Patient Care Access News

More Face-to-Face Interaction Is Key to Patient Engagement

Over 50 percent of healthcare professionals think face-to-face interaction is the most important patient engagement strategy.

By Sara Heath

More face time with patients is a top patient engagement strategy, while mHealth tools are not, says a recent survey from the New England Journal of Medicine.


The survey, administered between February and March of this year, gleaned insights from a total of 340 healthcare professionals, including clinicians, clinician leaders, and hospital executives.

Overall, 59 percent of respondents said that increasing face-to-face time with patients was the best patient engagement strategy, followed by shared decision-making initiatives, with 54 percent of respondents reporting such.

Boosting patient access to relevant services was also a useful patient engagement strategy, according to 36 percent of respondents.

Providers seemed to have more difficulty bolstering patient engagement when they had to rely on outside resources. Over half (56 percent) of respondents said that implementing mHealth and remote patient monitoring tools was the least effective patient engagement strategy. Another 54 percent likewise said that health plan arrangements providing patients with incentives to improve their health were also ineffective.

The study’s authors suggested that these strategies are less popular because they require providers to rely on third-party resources, such as technology or the health plan.

Relying on an outside resource such as a wearable or mHealth device may be problematic because it doesn’t actually enforce patient engagement behaviors. Instead, they act as an aid to core patient engagement principles.
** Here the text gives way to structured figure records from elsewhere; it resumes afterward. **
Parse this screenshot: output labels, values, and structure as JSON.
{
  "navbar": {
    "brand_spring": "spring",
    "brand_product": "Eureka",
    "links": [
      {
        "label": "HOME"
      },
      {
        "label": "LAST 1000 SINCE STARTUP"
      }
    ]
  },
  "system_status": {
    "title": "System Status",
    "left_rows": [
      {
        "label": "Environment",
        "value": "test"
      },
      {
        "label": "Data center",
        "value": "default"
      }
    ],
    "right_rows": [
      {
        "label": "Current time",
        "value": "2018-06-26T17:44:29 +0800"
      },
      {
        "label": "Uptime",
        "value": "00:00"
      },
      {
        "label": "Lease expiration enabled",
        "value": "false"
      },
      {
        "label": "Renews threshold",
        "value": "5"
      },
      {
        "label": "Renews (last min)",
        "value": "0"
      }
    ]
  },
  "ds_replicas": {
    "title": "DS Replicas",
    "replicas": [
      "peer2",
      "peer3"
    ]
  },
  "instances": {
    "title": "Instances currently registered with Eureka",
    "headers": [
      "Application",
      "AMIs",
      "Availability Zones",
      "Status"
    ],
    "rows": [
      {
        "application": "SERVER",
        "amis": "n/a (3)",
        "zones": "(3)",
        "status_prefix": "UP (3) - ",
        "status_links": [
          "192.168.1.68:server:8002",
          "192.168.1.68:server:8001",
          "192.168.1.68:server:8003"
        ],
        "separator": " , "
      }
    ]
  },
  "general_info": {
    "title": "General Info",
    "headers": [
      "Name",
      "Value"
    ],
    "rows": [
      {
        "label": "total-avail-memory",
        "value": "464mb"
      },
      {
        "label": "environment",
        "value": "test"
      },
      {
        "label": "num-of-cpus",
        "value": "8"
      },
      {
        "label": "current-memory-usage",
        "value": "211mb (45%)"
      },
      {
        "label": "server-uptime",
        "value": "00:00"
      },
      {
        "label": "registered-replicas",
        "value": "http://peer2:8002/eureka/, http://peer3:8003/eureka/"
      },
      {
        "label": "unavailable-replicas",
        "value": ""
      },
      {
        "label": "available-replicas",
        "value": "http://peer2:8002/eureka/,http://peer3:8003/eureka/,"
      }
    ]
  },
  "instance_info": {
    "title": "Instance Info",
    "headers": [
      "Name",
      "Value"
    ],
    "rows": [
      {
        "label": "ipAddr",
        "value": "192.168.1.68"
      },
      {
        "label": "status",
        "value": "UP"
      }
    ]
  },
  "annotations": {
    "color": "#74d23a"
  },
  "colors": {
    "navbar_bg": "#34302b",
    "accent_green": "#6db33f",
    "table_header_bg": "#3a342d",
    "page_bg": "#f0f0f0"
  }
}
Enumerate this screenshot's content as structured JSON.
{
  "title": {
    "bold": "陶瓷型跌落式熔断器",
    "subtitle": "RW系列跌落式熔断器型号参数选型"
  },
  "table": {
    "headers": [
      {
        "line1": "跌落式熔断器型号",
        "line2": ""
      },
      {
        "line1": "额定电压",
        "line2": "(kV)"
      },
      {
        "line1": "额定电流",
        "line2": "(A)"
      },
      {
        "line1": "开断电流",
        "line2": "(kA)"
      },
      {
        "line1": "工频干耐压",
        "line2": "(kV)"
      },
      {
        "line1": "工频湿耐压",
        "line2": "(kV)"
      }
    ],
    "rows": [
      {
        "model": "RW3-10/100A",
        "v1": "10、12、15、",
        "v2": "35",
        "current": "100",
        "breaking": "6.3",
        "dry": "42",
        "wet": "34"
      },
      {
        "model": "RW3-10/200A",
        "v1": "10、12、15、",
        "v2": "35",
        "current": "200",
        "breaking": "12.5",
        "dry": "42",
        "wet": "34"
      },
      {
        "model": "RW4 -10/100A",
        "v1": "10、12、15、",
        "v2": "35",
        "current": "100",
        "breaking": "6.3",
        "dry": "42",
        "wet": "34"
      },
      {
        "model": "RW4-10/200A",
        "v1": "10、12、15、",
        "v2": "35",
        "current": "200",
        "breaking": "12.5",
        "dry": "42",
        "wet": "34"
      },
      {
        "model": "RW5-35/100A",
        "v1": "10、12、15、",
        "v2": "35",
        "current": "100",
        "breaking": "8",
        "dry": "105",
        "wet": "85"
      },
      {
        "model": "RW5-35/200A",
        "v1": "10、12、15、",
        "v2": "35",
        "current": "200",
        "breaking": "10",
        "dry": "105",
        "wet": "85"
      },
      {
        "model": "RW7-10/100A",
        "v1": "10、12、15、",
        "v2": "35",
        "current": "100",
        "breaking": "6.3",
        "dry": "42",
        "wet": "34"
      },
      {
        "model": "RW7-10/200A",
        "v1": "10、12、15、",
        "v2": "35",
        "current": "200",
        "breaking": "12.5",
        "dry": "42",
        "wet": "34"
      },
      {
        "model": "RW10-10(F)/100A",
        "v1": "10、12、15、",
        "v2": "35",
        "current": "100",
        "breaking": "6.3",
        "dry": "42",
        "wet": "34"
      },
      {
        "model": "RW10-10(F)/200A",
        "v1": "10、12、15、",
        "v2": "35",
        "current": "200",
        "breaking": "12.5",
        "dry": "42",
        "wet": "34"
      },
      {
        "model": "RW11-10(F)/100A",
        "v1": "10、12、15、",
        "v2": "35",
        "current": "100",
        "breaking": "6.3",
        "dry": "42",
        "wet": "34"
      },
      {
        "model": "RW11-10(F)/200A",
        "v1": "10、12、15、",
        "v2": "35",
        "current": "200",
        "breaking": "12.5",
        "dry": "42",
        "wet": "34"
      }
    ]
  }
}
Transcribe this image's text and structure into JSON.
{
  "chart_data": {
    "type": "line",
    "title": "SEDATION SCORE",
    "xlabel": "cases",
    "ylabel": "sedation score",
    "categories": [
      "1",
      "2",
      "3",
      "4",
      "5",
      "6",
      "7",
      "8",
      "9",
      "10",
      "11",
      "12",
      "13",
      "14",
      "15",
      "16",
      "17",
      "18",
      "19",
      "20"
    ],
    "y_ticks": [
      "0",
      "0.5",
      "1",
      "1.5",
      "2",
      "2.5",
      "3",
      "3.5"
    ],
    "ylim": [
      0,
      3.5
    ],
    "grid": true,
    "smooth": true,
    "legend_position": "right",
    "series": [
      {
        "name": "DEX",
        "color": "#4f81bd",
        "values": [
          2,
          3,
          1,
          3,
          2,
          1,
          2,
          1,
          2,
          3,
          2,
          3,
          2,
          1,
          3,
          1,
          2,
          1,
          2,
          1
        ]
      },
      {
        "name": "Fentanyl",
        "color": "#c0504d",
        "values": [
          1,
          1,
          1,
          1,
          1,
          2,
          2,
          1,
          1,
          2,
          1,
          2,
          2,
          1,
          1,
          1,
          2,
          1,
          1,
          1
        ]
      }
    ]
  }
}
Without an adequate understanding of how to be engaged, patients cannot fully use mHealth to engage with their care.

“There is evidence that without engagement strategies, technology alone is unlikely to change behavior for higher-risk patients,” the authors wrote. “There may also be concerns about how all these additional streams of data will be handled and about the burdens they could impose on clinicians.”

The survey also delved into patient engagement measures, probing respondents about the most effective assessments.

The results for these questions were not entirely conclusive, showing that perhaps healthcare industry leaders need to reconsider different patient engagement assessment methods to better gauge how engaged the population truly is.

The most popular patient engagement measurement was the CAHPS survey, with 52 percent of respondents stating they use that method at their practice. Forty-two percent of respondents use internal patient surveys, 41 percent use third-party patient surveys, and 32 percent use employee surveys. Only 16 percent of respondent said they do not measure their patient engagement.

While the CAHPS survey was the most highly utilized patient engagement assessment, respondents said it wasn’t the most effective measure. Only 17 percent of respondents said CAHPS surveys were effective or completely effective at measuring engagement.

In fact, most methods for assessing patient engagement were reportedly ineffective.

Conducting internal surveys of patients was overwhelmingly the most effective engagement assessment strategy, and still only 33 percent of respondents said they found it either effective or completely effective. Twenty-three percent said employee surveys are effective, and 17 percent said third-party surveys are effective.

“This does raise the question of whether better tools are needed to assess engagement, perhaps involving real-time assessments of behavior as opposed to surveys,” the researchers stated.

If nothing else, this survey shows the fluid state of patient engagement in healthcare, the researchers said. Because patient engagement recently became an imperative for healthcare organizations participating in incentive programs or risk-based programs, hospital leaders and clinicians are only just beginning to determine best practices.

“We haven’t yet discovered optimal ways of achieving high rates of sustained patient engagement,” the researchers explained. “This is a rapidly evolving field, and what is regarded as ineffective today — such as remote monitoring devices — may be viewed very differently in the future, as new technologies and service models that take full advantage of them emerge.”